Ripassiamo insieme le date del calendario. Due giorni fa era sabato, ieri, ovviamente, domenica. Oggi è Sant’Ambrogio, festività di Milano. Domani è la Festa dell’Immacolata. E finalmente mercoledì è il giorno dello sciopero del pubblico impiego. Solo in un Paese che ha perso il senso della realtà si può permettere ai sindacati del pubblico impiego di indire uno sciopero così congegnato e collocato.

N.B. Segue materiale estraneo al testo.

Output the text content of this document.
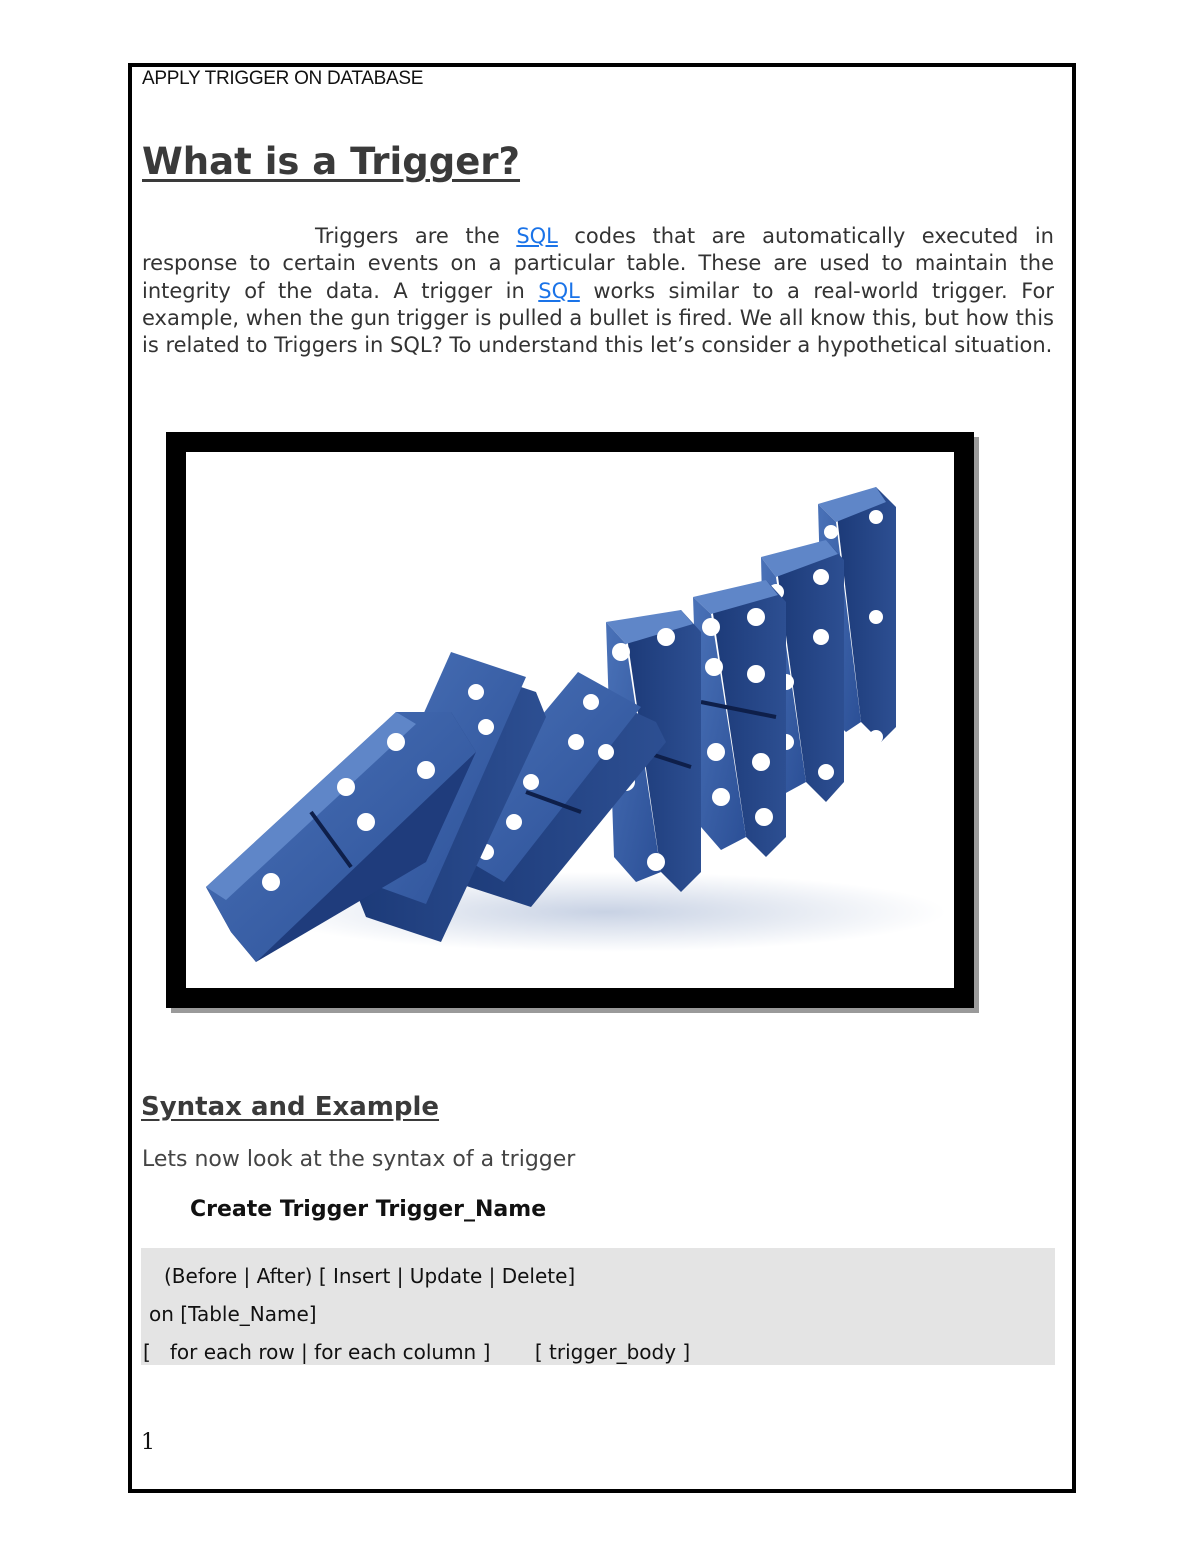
APPLY TRIGGER ON DATABASE
What is a Trigger?

Triggers are the SQL codes that are automatically executed in response to certain events on a particular table. These are used to maintain the integrity of the data. A trigger in SQL works similar to a real-world trigger. For example, when the gun trigger is pulled a bullet is fired. We all know this, but how this is related to Triggers in SQL? To understand this let’s consider a hypothetical situation.

Syntax and Example
Lets now look at the syntax of a trigger
Create Trigger Trigger_Name
(Before | After) [ Insert | Update | Delete]
on [Table_Name]
[   for each row | for each column ]       [ trigger_body ]
1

Qui non si tratta di offendere il diritto all’astensione dal lavoro, qui si tratta di ragionare. Il pubblico impiego in Italia non è particolarmente ben pagato. È poco attrattivo. E, in questo momento, come direbbe il giornale unico del virus riferendosi ai cenoni, è «lunare» pensare che un pubblico dipendente scioperi per il rinnovo di un contratto, che comunque ha e che, soprattutto, garantisce uno stipendio a vita, nessuna cassa integrazione e la non licenziabilità. Le autorità possono, per legge, impedire uno sciopero in tempi di festa. Ebbene, non hanno il coraggio di farlo in tempi che loro stessi definiscono di emergenza, che è ben peggio di una festa.
Immagino che molti dipendenti pubblici, quelli che lavorano, se ne infischieranno di quello che decidono i loro sindacati. E immagino che anche noi contribuenti soffriremo meno, posto che da marzo la pubblica amministrazione funziona a singhiozzo. Ma il paradosso è che il ministro competente, che non pretendiamo si vesta da Reagan, scriva una lettera aperta, dicendo che ha intenzione di migliorare il già ottenuto incremento salariale dei nostri travet. Questo è veramente troppo.
Il più grande datore di lavoro in Italia, cioè la pubblica amministrazione e cioè noi cittadini, ha deciso (sic) di aumentare nel 2021 del 4 per cento gli stipendi, prendendo 3,7 miliardi dalle nostre tasche per spostarli in quelle di tre milioni di dipendenti pubblici. E, non soddisfatti, i loro rappresentanti indicono lo sciopero, il ministro Fabiana Dadone decide di rendere strutturale un aumento di 20 euro (previsto nel 2018) per tutti e per sempre. Non per chi sta lavorando in questo momento; no, per tutti.